Students at Central Sussex College in Crawley were given the opportunity to pitch their own business plans to a panel of business leaders at a Dragons’ Den style event.
Following the format of the popular BBC programme, students pitched their fully-scoped business plans for feedback, questions and investment.
The event was the final stage of the college’s 3E initiative to promote Enterprise, Employment and Entrepreneurship, which entailed a series of Enterprise activities including workshops and mentoring.
This year judges were Andrew Woodhouse of Hitachi Capital, Robert Cordwell and Mark Hitchings from Lombard, Nigel Clibbens of The Car Finance Company, and Richard Deighton from Inspiration Enterprise.
Vice principal, Dean Wynter, opened the event and said he was ‘delighted’ to see so many people.
He added: “The Dragons’ Den event gets bigger every year, and this year we have more finalists than ever.

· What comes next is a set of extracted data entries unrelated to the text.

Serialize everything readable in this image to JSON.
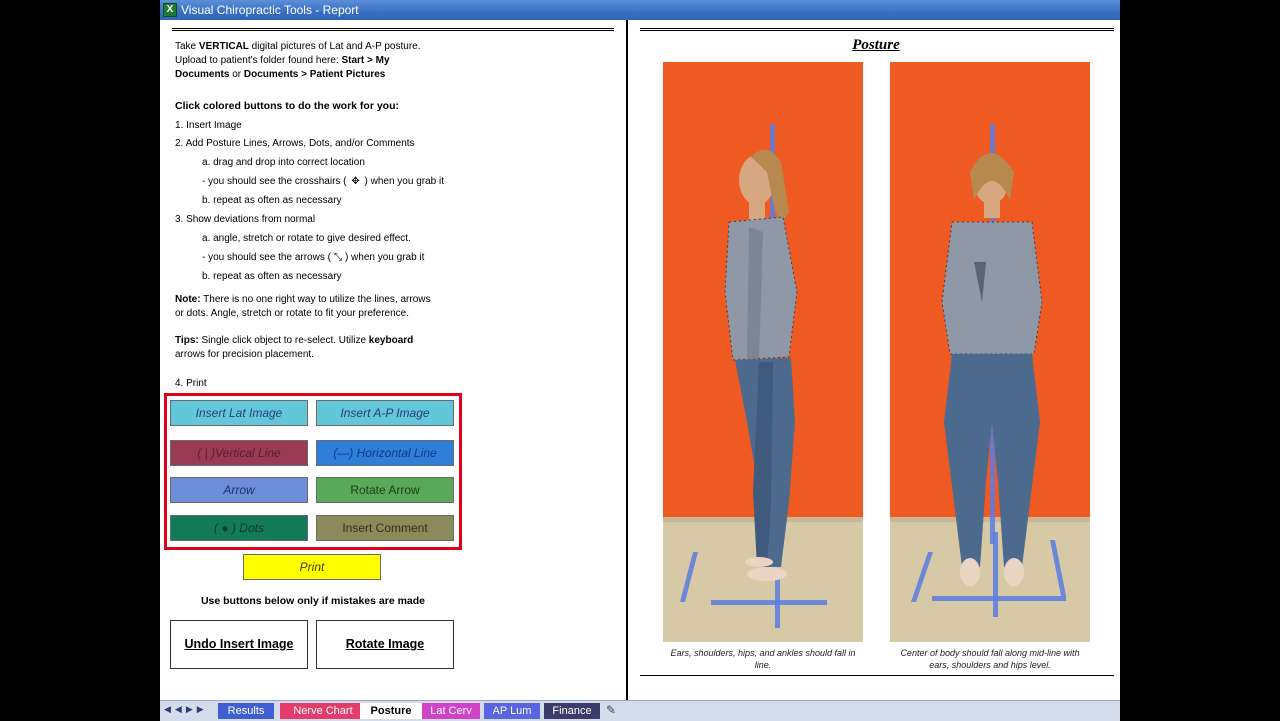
{
  "window": {
    "title": "Visual Chiropractic Tools - Report"
  },
  "instructions": {
    "intro_1a": "Take ",
    "intro_1b": "VERTICAL",
    "intro_1c": " digital pictures of Lat and A-P posture.",
    "intro_2a": "Upload to patient's folder found here: ",
    "intro_2b": "Start > My",
    "intro_3a": "Documents",
    "intro_3b": " or ",
    "intro_3c": "Documents > Patient Pictures",
    "heading": "Click colored buttons to do the work for you:",
    "s1": "1. Insert Image",
    "s2": "2. Add Posture Lines, Arrows, Dots, and/or Comments",
    "s2a": "a. drag and drop into correct location",
    "s2b1": "- you should see the crosshairs (",
    "s2b2": ") when you grab it",
    "s2c": "b. repeat as often as necessary",
    "s3": "3. Show deviations from normal",
    "s3a": "a. angle, stretch or rotate to give desired effect.",
    "s3b1": "- you should see the arrows (",
    "s3b2": ") when you grab it",
    "s3c": "b. repeat as often as necessary",
    "note_label": "Note:",
    "note_1": " There is no one right way to utilize the lines, arrows",
    "note_2": "or dots.  Angle, stretch or rotate to fit your preference.",
    "tips_label": "Tips:",
    "tips_1a": "  Single click object to re-select.  Utilize ",
    "tips_1b": "keyboard",
    "tips_2": "arrows for precision placement.",
    "s4": "4. Print"
  },
  "buttons": {
    "insert_lat": "Insert Lat Image",
    "insert_ap": "Insert A-P Image",
    "vertical_line": "( | )Vertical Line",
    "horizontal_line": "(—) Horizontal Line",
    "arrow": "Arrow",
    "rotate_arrow": "Rotate Arrow",
    "dots": "( ● )  Dots",
    "insert_comment": "Insert Comment",
    "print": "Print",
    "mistakes_note": "Use buttons below only if mistakes are made",
    "undo_insert": "Undo Insert Image",
    "rotate_image": "Rotate Image"
  },
  "report": {
    "title": "Posture",
    "caption_lat": "Ears, shoulders, hips, and ankles should fall in line.",
    "caption_ap": "Center of body should fall along mid-line with ears, shoulders and hips level."
  },
  "sheet_tabs": [
    {
      "label": "Results",
      "active": false
    },
    {
      "label": "Nerve Chart",
      "active": false
    },
    {
      "label": "Posture",
      "active": true
    },
    {
      "label": "Lat Cerv",
      "active": false
    },
    {
      "label": "AP Lum",
      "active": false
    },
    {
      "label": "Finance",
      "active": false
    }
  ],
  "colors": {
    "accent_red": "#e0001b",
    "btn_cyan": "#62c8d9",
    "btn_maroon": "#9b3a55",
    "btn_blue": "#2f7ed8",
    "btn_periwinkle": "#6f8ed9",
    "btn_green": "#5aa85a",
    "btn_teal": "#137a57",
    "btn_olive": "#8a8a5a",
    "btn_yellow": "#ffff00"
  }
}
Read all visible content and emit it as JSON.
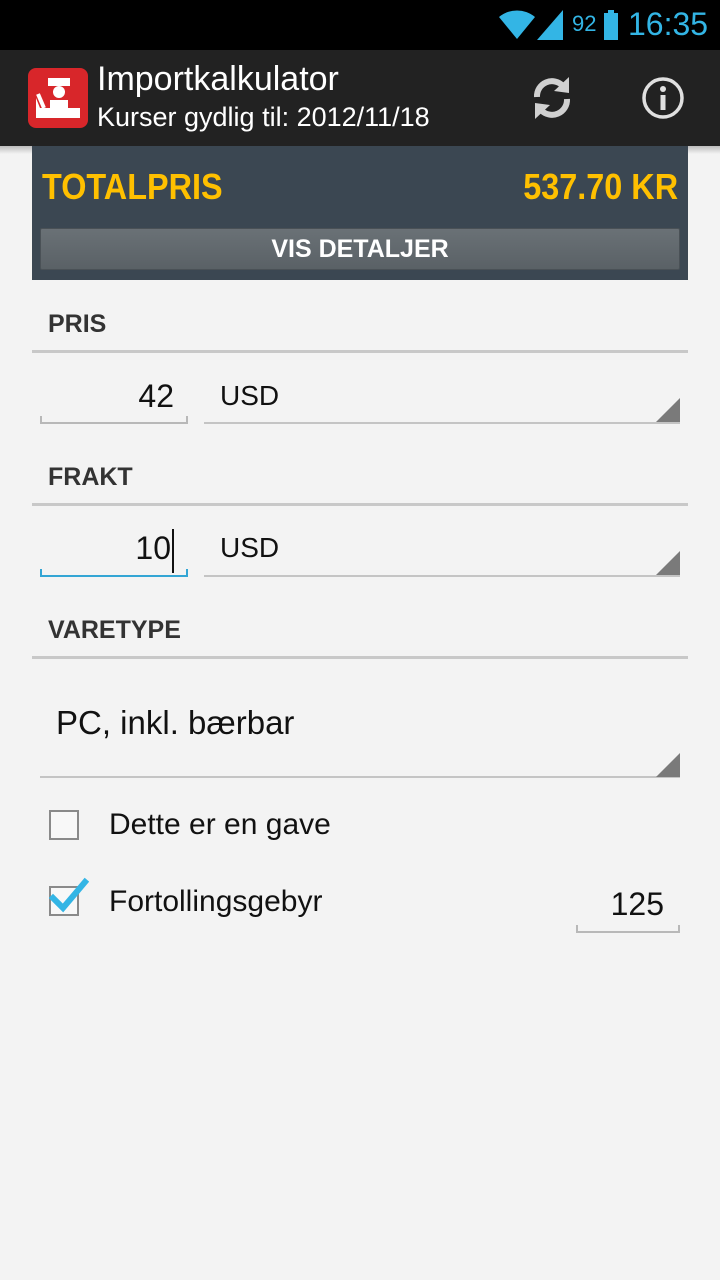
{
  "status_bar": {
    "battery_percent": "92",
    "time": "16:35",
    "icons": [
      "wifi-icon",
      "signal-icon",
      "battery-icon"
    ]
  },
  "action_bar": {
    "title": "Importkalkulator",
    "subtitle": "Kurser gydlig til: 2012/11/18",
    "icons": [
      "app-logo-icon",
      "refresh-icon",
      "info-icon"
    ]
  },
  "total": {
    "label": "TOTALPRIS",
    "value": "537.70 KR",
    "details_button": "VIS DETALJER"
  },
  "price": {
    "header": "PRIS",
    "amount": "42",
    "currency": "USD"
  },
  "shipping": {
    "header": "FRAKT",
    "amount": "10",
    "currency": "USD"
  },
  "item_type": {
    "header": "VARETYPE",
    "selected": "PC, inkl. bærbar"
  },
  "options": {
    "gift_label": "Dette er en gave",
    "gift_checked": false,
    "customs_fee_label": "Fortollingsgebyr",
    "customs_fee_checked": true,
    "customs_fee_value": "125"
  },
  "colors": {
    "accent": "#33b5e5",
    "total_text": "#ffc000",
    "total_panel": "#3b4752",
    "app_icon": "#d8262a",
    "action_bar": "#222222"
  }
}
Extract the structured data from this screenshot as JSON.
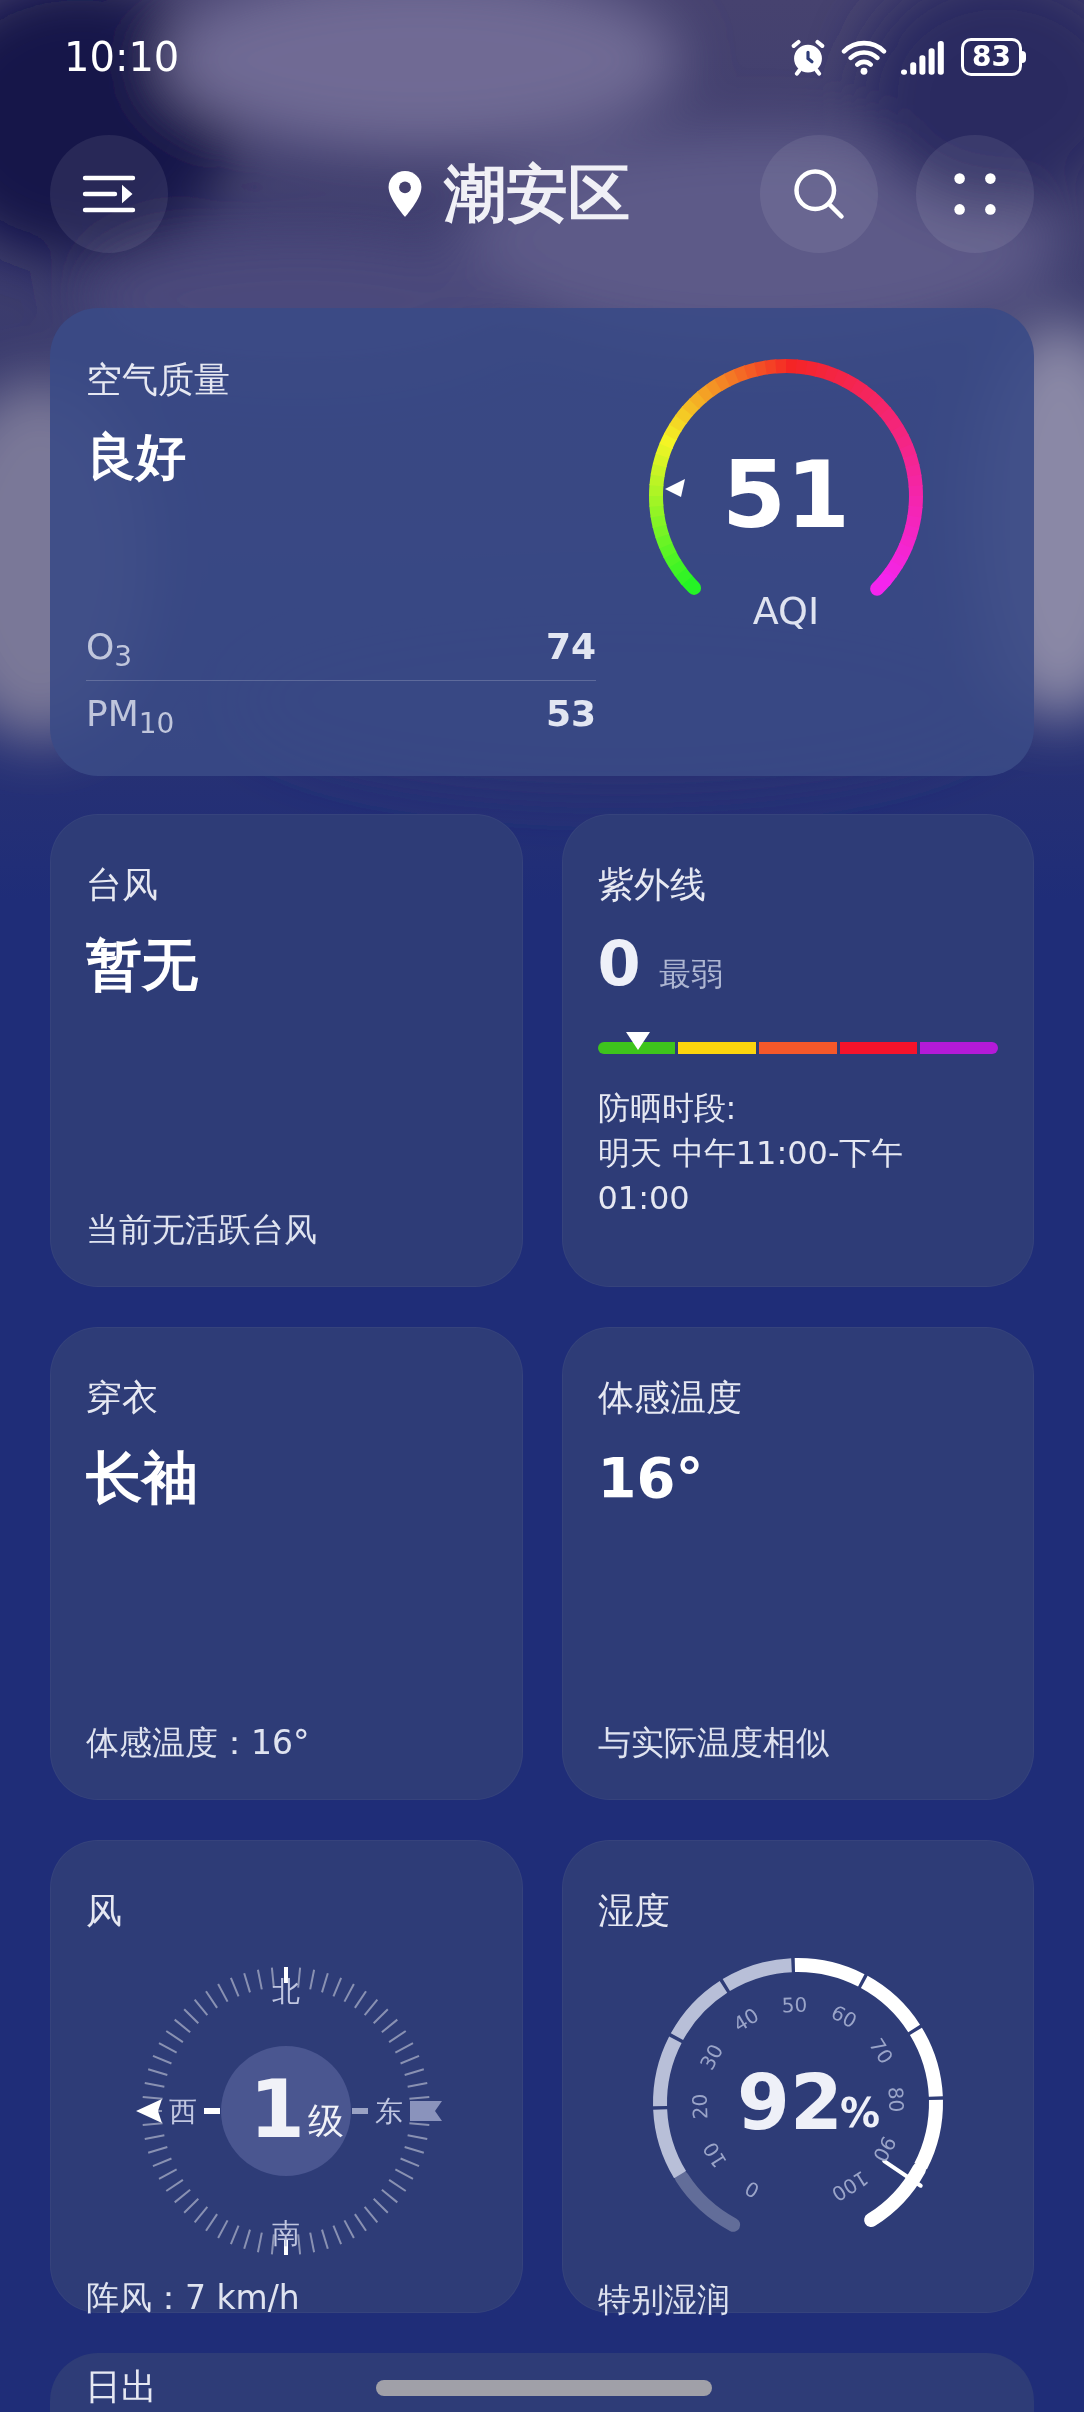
{
  "status_bar": {
    "time": "10:10",
    "battery": "83"
  },
  "header": {
    "location": "潮安区"
  },
  "air_quality": {
    "title": "空气质量",
    "status": "良好",
    "pollutants": [
      {
        "name": "O",
        "sub": "3",
        "value": "74"
      },
      {
        "name": "PM",
        "sub": "10",
        "value": "53"
      }
    ],
    "aqi": {
      "value": "51",
      "label": "AQI"
    }
  },
  "cards": [
    {
      "kind": "text",
      "title": "台风",
      "value": "暂无",
      "note": "当前无活跃台风"
    },
    {
      "kind": "uv",
      "title": "紫外线",
      "value": "0",
      "desc": "最弱",
      "protect_label": "防晒时段:",
      "protect_time": "明天 中午11:00-下午01:00"
    },
    {
      "kind": "text",
      "title": "穿衣",
      "value": "长袖",
      "note": "体感温度：16°"
    },
    {
      "kind": "text",
      "title": "体感温度",
      "value": "16°",
      "note": "与实际温度相似"
    },
    {
      "kind": "wind",
      "title": "风",
      "value": "1",
      "unit": "级",
      "directions": [
        "北",
        "东",
        "南",
        "西"
      ],
      "note": "阵风：7 km/h"
    },
    {
      "kind": "humidity",
      "title": "湿度",
      "value": "92",
      "unit": "%",
      "scale": [
        "0",
        "10",
        "20",
        "30",
        "40",
        "50",
        "60",
        "70",
        "80",
        "90",
        "100"
      ],
      "note": "特别湿润"
    }
  ],
  "next_card": {
    "title": "日出"
  }
}
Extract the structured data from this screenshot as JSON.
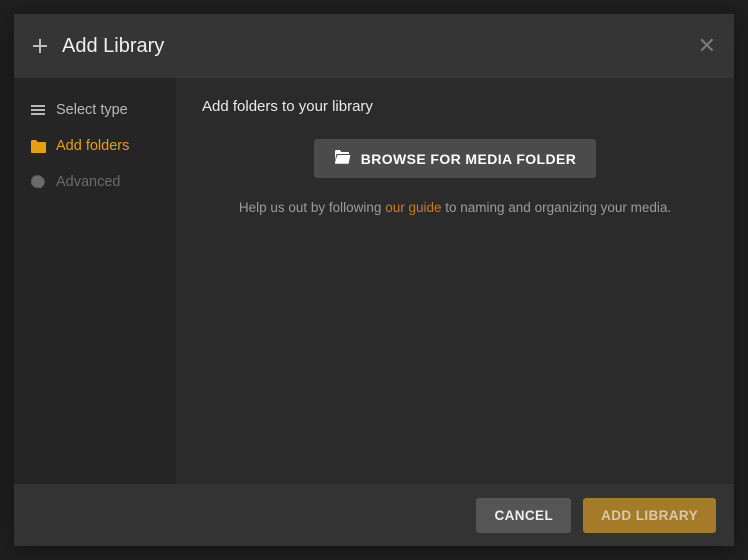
{
  "header": {
    "title": "Add Library"
  },
  "sidebar": {
    "items": [
      {
        "label": "Select type"
      },
      {
        "label": "Add folders"
      },
      {
        "label": "Advanced"
      }
    ]
  },
  "content": {
    "heading": "Add folders to your library",
    "browse_label": "BROWSE FOR MEDIA FOLDER",
    "help_prefix": "Help us out by following ",
    "help_link": "our guide",
    "help_suffix": " to naming and organizing your media."
  },
  "footer": {
    "cancel_label": "CANCEL",
    "confirm_label": "ADD LIBRARY"
  }
}
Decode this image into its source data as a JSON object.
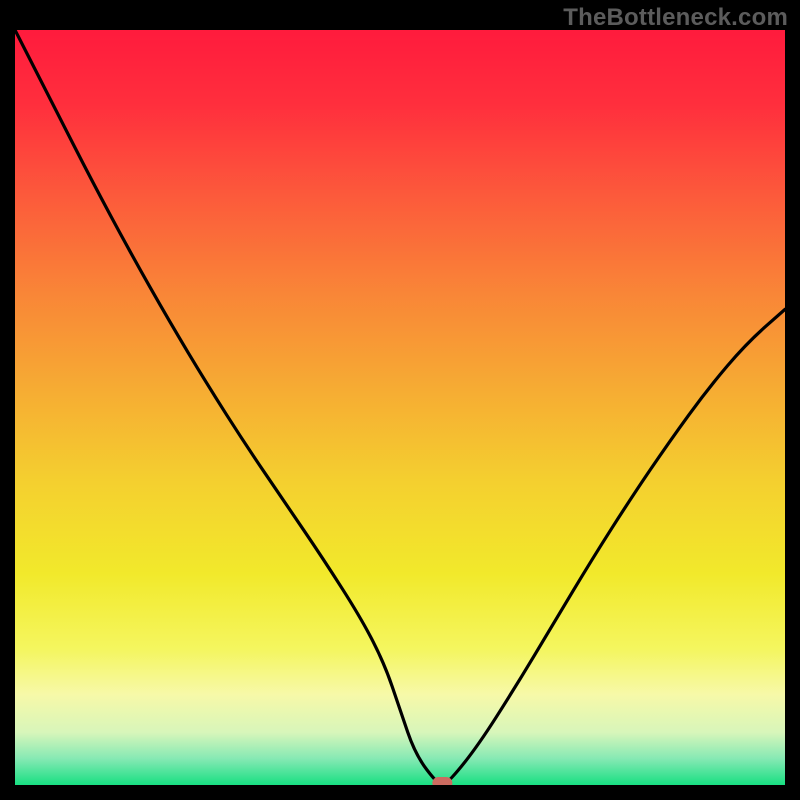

It is wonderful to see so many future business leaders here today to pitch to our dragons.”
Students presented a broad range of ideas, from a high tech green engine to a new fantasy role- play game.
Business student and founder of Project Trinity, Sean Wicks, said: “It was a great experience. All the work leading up to the presentation really helped me prepare for the actual pitch. This project is something I have been working on for a while, and I really want to see it progress.”
William Harrington Lewin, an IT student behind William’s Register App, said he ‘loved it’.
“The project was very different from the standard lessons. It was lot of work to put together, especially the figures for the cash flow, but I learned a lot from it. It was amazing,” he added.
Judge Nigel Clibbens, chief financial officer at The Car Finance Company, said: “I was extremely impressed by the amount of effort and passion that went into all the ideas and presentations from the students.
“It was very hard to choose the winners from among them.”
Students from across the college were nominated by their respective lecturers to take part in the competition.
Candidates were given a timescale to prepare their pitches, and then were selected in a semi-final by Lombard’s credit management team and Anahita Henry, programme manager for enterprise at the college.
The ten finalists presented their new business ideas to the judges in front of fellow students and staff.
All of the student entrepreneurs faced challenging questions from the panel.
Before awarding the prizes, returning judge Andrew Woodhouse congratulated all the students on their pitches, stressing that the judges were ‘very impressed’ by the ‘quality and passion’ all of the entries.
Best pitch, sponsored by Hitachi Capital, went to Project Trinity and Best Business Plan, sponsored by Lombard, went to Let’s Go.